Example 3: Knowledge Graph Builder Component

from dataclasses import dataclass
from typing import Dict, Any
from aiecs.common.knowledge_graph import Runnable, RunnableConfig
from aiecs.infrastructure.graph_storage import InMemoryGraphStore
from aiecs.application.knowledge_graph.builder import GraphBuilder

@dataclass
class KGBuilderConfig(RunnableConfig):
    enable_deduplication: bool = True
    enable_linking: bool = True
    max_retries: int = 3
    timeout: float = 300.0

class KGBuilderComponent(Runnable[KGBuilderConfig, Dict[str, Any]]):
    """Knowledge graph builder with robust error handling"""

    async def _setup(self) -> None:
        # Initialize graph store
        self.graph_store = InMemoryGraphStore()
        await self.graph_store.initialize()

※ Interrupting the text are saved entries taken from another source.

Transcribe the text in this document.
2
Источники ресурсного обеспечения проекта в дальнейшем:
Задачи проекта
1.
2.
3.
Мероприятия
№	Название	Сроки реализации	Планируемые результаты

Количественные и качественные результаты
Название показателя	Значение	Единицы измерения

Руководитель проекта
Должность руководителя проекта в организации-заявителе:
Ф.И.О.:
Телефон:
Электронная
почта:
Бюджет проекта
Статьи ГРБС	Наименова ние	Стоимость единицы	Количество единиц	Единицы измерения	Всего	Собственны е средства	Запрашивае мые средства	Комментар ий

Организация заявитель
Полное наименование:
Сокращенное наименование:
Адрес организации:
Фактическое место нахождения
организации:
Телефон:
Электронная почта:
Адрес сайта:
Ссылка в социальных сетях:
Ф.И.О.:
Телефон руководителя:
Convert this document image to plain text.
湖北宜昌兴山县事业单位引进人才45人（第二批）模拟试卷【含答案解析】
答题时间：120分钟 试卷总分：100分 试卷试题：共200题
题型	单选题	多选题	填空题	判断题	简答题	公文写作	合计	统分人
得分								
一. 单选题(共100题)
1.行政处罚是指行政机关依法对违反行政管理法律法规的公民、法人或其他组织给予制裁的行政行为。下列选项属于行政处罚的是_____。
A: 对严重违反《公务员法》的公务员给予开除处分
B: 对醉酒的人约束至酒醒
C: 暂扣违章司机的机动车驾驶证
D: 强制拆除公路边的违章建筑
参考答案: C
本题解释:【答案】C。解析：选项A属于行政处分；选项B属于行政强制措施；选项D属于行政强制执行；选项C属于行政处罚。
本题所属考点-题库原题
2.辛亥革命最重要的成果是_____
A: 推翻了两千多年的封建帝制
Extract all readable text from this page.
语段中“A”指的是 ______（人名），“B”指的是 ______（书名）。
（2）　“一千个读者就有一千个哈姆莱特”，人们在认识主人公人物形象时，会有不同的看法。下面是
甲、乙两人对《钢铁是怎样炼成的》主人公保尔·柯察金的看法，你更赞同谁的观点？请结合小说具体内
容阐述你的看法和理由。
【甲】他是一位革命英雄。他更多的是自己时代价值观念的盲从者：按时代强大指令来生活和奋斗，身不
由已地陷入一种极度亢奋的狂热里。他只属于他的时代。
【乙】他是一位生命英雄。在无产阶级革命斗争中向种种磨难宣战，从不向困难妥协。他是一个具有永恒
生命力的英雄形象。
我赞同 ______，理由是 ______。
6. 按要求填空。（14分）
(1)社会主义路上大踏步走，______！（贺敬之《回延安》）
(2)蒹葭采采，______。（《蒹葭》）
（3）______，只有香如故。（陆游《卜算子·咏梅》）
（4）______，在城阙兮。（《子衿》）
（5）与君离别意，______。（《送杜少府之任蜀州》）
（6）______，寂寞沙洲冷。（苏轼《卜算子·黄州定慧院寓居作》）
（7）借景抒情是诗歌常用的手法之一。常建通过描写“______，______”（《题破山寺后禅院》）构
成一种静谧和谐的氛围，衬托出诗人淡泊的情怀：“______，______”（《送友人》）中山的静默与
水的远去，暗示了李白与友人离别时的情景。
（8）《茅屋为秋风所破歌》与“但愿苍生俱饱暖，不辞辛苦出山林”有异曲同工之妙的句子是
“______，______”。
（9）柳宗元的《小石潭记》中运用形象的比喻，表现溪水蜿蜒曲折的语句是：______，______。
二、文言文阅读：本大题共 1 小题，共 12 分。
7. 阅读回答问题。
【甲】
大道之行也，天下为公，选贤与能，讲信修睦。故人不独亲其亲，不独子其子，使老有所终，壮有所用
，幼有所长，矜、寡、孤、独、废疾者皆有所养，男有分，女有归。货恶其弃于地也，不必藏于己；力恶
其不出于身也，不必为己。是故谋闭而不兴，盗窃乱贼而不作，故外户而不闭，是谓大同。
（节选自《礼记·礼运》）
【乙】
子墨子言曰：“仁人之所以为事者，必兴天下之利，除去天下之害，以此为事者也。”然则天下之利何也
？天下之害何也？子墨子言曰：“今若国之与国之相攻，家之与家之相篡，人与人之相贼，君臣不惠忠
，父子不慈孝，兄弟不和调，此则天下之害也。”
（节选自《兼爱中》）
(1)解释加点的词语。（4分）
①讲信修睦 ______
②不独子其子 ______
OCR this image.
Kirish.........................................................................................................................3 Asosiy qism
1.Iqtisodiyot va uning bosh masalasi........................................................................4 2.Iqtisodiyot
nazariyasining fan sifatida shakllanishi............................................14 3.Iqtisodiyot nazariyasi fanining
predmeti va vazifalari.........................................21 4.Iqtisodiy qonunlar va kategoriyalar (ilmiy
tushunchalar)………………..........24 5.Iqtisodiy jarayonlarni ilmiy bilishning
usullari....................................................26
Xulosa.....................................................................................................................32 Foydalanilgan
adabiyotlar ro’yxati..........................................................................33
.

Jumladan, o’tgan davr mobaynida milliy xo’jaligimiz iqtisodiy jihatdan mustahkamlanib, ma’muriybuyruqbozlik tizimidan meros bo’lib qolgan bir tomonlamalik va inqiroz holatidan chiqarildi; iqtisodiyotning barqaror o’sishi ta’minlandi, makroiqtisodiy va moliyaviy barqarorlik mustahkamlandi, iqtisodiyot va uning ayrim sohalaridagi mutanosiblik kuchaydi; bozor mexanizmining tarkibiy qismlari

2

        # Initialize builder
        self.builder = GraphBuilder(
            graph_store=self.graph_store,
            enable_deduplication=self.config.enable_deduplication,
            enable_linking=self.config.enable_linking
        )

    async def _execute(self, text: str, source: str = "unknown") -> Dict[str, Any]:
        # Build graph from text
        result = await self.builder.build_from_text(text, source)

        return {
            "entities_added": result.entities_added,
            "relations_added": result.relations_added,
            "success": result.success,
            "errors": result.errors
        }

    async def _teardown(self) -> None:
        # Cleanup graph store
        if hasattr(self, 'graph_store'):
            # Save state if needed
            pass

# Usage
async def main():
    config = KGBuilderConfig(
        enable_deduplication=True,
        max_retries=5,
        enable_circuit_breaker=True,
        circuit_breaker_threshold=3
    )

    texts = [
        "Alice works at Tech Corp in San Francisco.",
        "Bob is a colleague of Alice at Tech Corp.",
        "Tech Corp is a technology company."
    ]

    async with KGBuilderComponent(config) as builder:
        for i, text in enumerate(texts):
            result = await builder.run(text=text, source=f"doc_{i}")
            print(f"Added {result['entities_added']} entities, "
                  f"{result['relations_added']} relations")

            # Check metrics
            metrics = builder.get_metrics_dict()
            print(f"Duration: {metrics['duration_seconds']:.2f}s")

Summary

The Runnable pattern provides:

Standardized lifecycle - Setup, execute, teardown ✅ Automatic retries - Exponential backoff ✅ Circuit breaker - Fault tolerance ✅ Configuration - Type-safe and validated ✅ Metrics - Built-in monitoring ✅ Clean code - Less boilerplate

Use it to build robust, production-ready async components with minimal effort!